United States president Barack Obama has revealed an ambitious second-term agenda in his State of the Union speech, challenging a divided Congress to back his proposals to create jobs.
The Democratic president promised "smarter" rather than bigger government for "the many, and not just the few". He also called for efforts to reduce gun violence and urged bipartisan immigration reform.
Speaking in the House of Representatives, Mr Obama on Tuesday pledged to revive the sluggish US economy by creating "good, middle-class jobs" and proposed raising the minimum wage from $US7.25 an hour to $US9.
Delivering growth and jobs will be the "North Star that guides our efforts", Mr Obama said, but insisted that nothing he proposes will raise the deficit "by a single dime".
Mr Obama's economic blueprint has a familiar ring - he pledged during the 2012 election campaign to create a million manufacturing jobs during his second term, the BBC reports.
Republicans are strongly opposed to increased government spending, amid a rancorous political divide over how to tame the US budget deficit.
Mr Obama proposed reforms to reduce the cost of Medicare, but argued "we can't just cut our way to prosperity". The president also called for federal investment in infrastructure, clean energy and education.
People on either side of the gun control debate, which flared up again after a massacre at a school in Connecticut in December last year, watched the president speak from the gallery.
The White House has proposed a ban on certain weapons and on high-capacity ammunition magazines, as well as universal background checks on gun buyers. But analysts say only the last of those measures stands much chance politically.

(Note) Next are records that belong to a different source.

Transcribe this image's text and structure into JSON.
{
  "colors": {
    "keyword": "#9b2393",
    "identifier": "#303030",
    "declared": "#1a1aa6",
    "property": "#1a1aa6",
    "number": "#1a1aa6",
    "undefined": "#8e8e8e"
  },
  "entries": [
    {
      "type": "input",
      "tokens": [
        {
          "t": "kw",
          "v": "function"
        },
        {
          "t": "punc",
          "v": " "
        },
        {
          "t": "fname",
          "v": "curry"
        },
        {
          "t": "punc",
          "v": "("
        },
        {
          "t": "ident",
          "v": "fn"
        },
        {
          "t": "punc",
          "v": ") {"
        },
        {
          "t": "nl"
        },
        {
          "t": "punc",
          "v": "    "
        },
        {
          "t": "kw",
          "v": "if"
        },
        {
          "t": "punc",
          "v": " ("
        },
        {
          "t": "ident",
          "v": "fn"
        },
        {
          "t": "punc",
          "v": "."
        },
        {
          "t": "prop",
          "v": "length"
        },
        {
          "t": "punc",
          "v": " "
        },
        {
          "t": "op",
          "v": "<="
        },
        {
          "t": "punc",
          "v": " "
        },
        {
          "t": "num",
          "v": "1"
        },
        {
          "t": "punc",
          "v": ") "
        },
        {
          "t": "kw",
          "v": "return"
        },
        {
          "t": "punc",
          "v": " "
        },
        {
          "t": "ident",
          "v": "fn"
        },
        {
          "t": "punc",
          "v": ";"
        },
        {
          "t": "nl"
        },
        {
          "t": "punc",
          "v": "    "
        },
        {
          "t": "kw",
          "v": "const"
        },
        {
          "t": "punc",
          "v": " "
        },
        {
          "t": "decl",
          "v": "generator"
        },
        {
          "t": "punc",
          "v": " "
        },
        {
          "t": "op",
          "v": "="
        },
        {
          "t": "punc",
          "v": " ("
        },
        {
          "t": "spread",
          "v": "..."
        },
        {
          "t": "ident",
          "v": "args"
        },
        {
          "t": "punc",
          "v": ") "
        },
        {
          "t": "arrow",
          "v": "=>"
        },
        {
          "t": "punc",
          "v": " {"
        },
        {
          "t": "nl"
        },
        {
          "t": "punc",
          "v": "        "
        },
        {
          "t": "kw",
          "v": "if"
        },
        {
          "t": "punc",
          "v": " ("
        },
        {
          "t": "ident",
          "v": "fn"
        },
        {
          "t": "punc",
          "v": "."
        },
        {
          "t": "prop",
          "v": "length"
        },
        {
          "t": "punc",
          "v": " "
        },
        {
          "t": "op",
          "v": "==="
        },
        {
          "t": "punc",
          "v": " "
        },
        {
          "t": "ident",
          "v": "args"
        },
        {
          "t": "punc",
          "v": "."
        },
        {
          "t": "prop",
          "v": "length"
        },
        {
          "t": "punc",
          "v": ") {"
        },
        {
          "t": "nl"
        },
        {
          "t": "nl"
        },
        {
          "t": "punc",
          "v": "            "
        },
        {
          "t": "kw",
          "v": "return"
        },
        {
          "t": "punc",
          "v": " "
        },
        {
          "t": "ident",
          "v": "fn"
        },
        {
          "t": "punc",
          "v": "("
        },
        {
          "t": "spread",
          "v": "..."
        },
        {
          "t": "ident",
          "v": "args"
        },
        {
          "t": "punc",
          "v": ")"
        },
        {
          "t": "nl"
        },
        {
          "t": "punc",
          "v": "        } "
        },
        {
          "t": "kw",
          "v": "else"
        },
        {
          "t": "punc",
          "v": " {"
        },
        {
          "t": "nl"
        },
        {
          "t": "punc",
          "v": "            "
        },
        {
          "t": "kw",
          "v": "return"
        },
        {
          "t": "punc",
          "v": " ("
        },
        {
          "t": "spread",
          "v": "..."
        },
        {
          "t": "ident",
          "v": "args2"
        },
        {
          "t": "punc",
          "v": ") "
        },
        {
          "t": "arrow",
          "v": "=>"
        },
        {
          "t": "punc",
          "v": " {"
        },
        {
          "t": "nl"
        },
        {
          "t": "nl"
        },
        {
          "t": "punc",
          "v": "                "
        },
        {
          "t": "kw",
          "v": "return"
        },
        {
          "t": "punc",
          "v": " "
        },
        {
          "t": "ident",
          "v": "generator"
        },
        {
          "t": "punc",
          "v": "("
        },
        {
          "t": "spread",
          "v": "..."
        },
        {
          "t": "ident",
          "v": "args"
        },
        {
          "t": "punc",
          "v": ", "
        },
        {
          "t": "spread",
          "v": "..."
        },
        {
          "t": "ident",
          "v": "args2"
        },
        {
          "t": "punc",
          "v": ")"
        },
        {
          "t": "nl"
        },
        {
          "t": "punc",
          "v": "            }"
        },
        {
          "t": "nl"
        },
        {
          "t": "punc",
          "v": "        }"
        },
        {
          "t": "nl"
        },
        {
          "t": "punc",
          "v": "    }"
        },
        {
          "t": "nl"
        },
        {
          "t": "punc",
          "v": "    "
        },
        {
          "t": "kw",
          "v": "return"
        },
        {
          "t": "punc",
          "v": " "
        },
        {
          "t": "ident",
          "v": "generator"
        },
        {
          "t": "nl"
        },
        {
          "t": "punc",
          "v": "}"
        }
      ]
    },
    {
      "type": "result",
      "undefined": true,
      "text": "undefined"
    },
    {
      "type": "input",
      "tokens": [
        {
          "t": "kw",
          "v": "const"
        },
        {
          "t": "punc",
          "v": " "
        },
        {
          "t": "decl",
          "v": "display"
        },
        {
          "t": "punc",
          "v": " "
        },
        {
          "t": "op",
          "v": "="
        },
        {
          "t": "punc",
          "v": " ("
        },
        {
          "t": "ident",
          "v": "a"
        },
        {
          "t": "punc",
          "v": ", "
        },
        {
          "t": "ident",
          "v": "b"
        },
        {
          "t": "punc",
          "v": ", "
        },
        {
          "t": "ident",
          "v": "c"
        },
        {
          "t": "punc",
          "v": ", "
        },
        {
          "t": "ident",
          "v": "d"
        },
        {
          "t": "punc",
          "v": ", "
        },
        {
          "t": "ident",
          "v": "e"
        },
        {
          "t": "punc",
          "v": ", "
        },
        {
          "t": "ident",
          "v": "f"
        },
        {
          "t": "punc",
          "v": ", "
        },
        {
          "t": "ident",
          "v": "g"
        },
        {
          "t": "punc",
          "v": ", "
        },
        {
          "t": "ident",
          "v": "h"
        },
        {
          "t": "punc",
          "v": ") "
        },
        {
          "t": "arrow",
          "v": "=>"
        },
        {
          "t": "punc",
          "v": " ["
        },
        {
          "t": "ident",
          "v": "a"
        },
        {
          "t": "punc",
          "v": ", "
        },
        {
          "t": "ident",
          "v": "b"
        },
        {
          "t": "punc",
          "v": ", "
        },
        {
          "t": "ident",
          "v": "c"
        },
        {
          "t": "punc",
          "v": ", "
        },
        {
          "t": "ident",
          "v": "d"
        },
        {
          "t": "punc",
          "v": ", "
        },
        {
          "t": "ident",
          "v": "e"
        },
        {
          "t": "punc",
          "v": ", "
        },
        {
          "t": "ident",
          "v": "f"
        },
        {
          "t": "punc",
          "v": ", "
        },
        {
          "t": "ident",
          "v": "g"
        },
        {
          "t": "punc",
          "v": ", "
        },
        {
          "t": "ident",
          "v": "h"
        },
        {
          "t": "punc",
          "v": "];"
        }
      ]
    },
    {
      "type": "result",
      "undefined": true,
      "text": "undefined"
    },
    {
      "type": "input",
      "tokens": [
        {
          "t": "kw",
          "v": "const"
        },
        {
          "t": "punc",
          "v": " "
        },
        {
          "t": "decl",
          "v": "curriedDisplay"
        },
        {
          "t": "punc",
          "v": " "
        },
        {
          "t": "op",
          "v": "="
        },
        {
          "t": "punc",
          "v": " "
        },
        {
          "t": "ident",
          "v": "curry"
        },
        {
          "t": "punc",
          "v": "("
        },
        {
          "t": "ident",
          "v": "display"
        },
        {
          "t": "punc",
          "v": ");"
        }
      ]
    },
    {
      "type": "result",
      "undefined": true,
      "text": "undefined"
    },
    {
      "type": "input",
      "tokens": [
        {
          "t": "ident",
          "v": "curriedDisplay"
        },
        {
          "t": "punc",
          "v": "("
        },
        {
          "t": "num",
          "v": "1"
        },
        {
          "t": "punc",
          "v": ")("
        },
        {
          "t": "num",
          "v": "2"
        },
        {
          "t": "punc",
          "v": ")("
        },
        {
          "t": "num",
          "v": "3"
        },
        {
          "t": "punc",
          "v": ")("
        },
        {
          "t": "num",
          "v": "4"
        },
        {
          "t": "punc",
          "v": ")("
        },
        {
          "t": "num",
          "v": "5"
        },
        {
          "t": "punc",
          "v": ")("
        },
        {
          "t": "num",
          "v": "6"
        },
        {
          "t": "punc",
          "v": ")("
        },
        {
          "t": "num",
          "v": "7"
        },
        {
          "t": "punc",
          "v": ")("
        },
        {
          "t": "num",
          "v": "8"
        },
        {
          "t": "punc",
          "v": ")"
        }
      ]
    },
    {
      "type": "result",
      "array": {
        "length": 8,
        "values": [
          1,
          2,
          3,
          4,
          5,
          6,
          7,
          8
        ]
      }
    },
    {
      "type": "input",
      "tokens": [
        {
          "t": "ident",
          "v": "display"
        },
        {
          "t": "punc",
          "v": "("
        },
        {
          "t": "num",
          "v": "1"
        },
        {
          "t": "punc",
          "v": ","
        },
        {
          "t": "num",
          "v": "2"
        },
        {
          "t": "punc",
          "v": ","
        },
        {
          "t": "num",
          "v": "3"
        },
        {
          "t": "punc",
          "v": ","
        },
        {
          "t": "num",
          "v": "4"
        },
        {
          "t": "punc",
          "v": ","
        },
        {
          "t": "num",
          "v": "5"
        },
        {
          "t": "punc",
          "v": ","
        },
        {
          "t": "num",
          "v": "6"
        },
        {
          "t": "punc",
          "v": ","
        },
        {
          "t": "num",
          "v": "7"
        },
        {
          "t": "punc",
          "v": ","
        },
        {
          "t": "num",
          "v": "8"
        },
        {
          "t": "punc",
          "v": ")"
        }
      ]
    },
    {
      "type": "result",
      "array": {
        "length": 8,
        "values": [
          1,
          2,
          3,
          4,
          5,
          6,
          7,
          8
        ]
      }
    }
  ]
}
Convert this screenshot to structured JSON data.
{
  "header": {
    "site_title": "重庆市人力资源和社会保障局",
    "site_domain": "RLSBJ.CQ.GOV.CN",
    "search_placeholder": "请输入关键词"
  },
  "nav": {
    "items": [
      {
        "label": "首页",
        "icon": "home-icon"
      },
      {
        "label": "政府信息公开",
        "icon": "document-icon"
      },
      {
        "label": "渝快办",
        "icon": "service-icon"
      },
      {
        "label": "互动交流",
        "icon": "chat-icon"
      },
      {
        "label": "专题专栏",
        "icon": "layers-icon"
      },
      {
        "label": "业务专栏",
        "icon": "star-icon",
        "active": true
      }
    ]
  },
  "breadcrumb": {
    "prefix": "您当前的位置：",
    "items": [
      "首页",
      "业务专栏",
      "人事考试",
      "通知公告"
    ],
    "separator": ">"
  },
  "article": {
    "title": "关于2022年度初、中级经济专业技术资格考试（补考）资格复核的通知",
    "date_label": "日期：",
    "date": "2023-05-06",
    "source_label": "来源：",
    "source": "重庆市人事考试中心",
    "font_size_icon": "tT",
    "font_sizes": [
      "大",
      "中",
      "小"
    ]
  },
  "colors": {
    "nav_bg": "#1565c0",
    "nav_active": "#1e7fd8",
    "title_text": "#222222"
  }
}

In addition, Mr Obama announced the withdrawal of 34,000 American troops from Afghanistan by next year.
North Korea chose to conduct an underground nuclear test on Tuesday, less than a day before the president's showpiece annual speech. Mr Obama said the US will "lead the world in taking firm action in response to these threats".
He praised bipartisan efforts to draw up an immigration bill, adding that if he is sent comprehensive reform legislation, "I will sign it right away".
First Lady Michelle Obama sat with the parents of a Chicago teenage band majorette shot and killed just days after performing at the presidential inauguration in January.
The president's proposals are likely to face fierce opposition from Republicans.